The same day that Panetta proposed ending the ban on women in combat, a report documenting sexual assaults of Air Force recruits at Lackland Air Force Base in Texas was released. On January 24, 2013, the two stories ran side by side in the New York Times. The horrific sexual abuse, sexual harassment, and rape of women in the US military have been well documented for years now. At Lackland, many of these young women were teenagers; and 59 of them were abused by 32 instructors. Two of the instructors repeated these offences with 10 different recruits. There is a long known history of these scandals, Tailhook being one of the best known during the early 1990s.  

I think one should not readily speak of gender “equality” in the military as long as sexual abuse exists there, alongside the rape, as well of civilian women in war-torn countries. Panetta says he wants to eliminate all unnecessary gender based barriers to service without bringing the more silenced war against women on this other battlefield into view. There is more than one combat zone that creates unconscionable prohibitions for women.

Changing paradigms

I wonder if, in the end, all the historical and economic change actually changes gender itself – the cultural/political/economic construction of what females can do. In other words, females and males come to do more similar – more “equal” – things; and maybe concepts of gender change and evolve as a result of new needs that may not be in anyone’s interest but the 1 percent? I do not want to call these new necessities and arrangements of war “gender equality”.

Equality discourse though crucial to all human rights has long been problematic. No woman is ever equal in a misogyny that is also already classed as sexually and racially hierarchical. Exactly which person is one interested in being equal to in the first place? I am pretty sure that most Afghan and Iraqi women do not see it as a “win” that they or a loved one will now have the chance to be killed by a female American soldier. New forms of female militarism need careful evaluation so that “women’s equality” does not become a sexual decoy of sorts.

Gender and its place in the militarism of empire is changing. Exclusion of women defies the flexibility of modular wars, a flexibility that the military needs. New recruitment needs defy the “exclusion” phrase. If you want to call this gender equality be my guest. But I think it may be an updated form of militarist misogyny that is not so equal after all.
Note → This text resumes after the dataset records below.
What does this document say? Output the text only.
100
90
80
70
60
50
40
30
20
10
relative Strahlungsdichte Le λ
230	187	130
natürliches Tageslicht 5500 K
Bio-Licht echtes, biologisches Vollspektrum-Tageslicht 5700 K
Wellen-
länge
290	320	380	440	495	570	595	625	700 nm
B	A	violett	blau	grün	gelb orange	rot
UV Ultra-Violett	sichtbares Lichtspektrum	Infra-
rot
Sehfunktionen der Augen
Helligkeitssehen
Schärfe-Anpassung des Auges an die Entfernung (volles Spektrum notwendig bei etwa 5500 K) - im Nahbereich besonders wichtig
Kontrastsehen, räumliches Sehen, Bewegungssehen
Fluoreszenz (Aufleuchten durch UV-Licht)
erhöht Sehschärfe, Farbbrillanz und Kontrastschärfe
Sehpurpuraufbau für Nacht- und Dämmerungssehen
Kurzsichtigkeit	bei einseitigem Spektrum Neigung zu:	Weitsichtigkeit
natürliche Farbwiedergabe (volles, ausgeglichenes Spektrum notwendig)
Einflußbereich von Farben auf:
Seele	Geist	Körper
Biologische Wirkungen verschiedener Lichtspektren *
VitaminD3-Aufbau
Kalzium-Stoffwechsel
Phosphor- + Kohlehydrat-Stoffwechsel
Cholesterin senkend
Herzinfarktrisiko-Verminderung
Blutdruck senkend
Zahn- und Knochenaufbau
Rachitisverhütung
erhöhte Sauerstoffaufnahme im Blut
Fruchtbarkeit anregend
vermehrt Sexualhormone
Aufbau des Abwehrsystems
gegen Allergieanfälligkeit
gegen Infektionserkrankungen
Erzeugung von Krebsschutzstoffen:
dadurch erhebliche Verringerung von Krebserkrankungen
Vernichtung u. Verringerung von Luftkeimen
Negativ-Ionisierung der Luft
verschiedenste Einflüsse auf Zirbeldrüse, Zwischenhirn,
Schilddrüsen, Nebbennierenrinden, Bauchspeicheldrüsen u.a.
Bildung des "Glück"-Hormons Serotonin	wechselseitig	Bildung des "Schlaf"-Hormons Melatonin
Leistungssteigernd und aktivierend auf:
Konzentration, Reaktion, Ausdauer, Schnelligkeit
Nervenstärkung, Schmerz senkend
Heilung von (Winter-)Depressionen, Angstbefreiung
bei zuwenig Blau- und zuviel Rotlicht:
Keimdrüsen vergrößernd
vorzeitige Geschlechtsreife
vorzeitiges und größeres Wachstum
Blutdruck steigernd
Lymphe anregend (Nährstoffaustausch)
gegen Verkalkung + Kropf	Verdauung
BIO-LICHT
If there are to be new possibilities for women’s equality as a gender, there need to be new ways to think about it. The structural needs of misogyny are always in flux even though cultural practices of sexual violence remain. This contradictory and complex relation is at the heart of the matter. Women across this globe suffer this violence at the same time that they move and shake this world. It is time to martial energy to end sexual violence towards women everywhere and thereby challenge the militarism of the globe as well.

Zillah Eisenstein has written feminist theory in North America for the past thirty years. She writes in order to engage in political struggles for social justice across the globe. She is an internationally renowned writer and activist and Distinguished Scholar of Anti-Racist Feminist Political Theory at Ithaca College, Ithaca, New York. Her most recent books with Zed Press, London include: The Audacity of Races and Genders (2009);Sexual Decoys, Gender, Race and War (2007); and Against Empire (2004).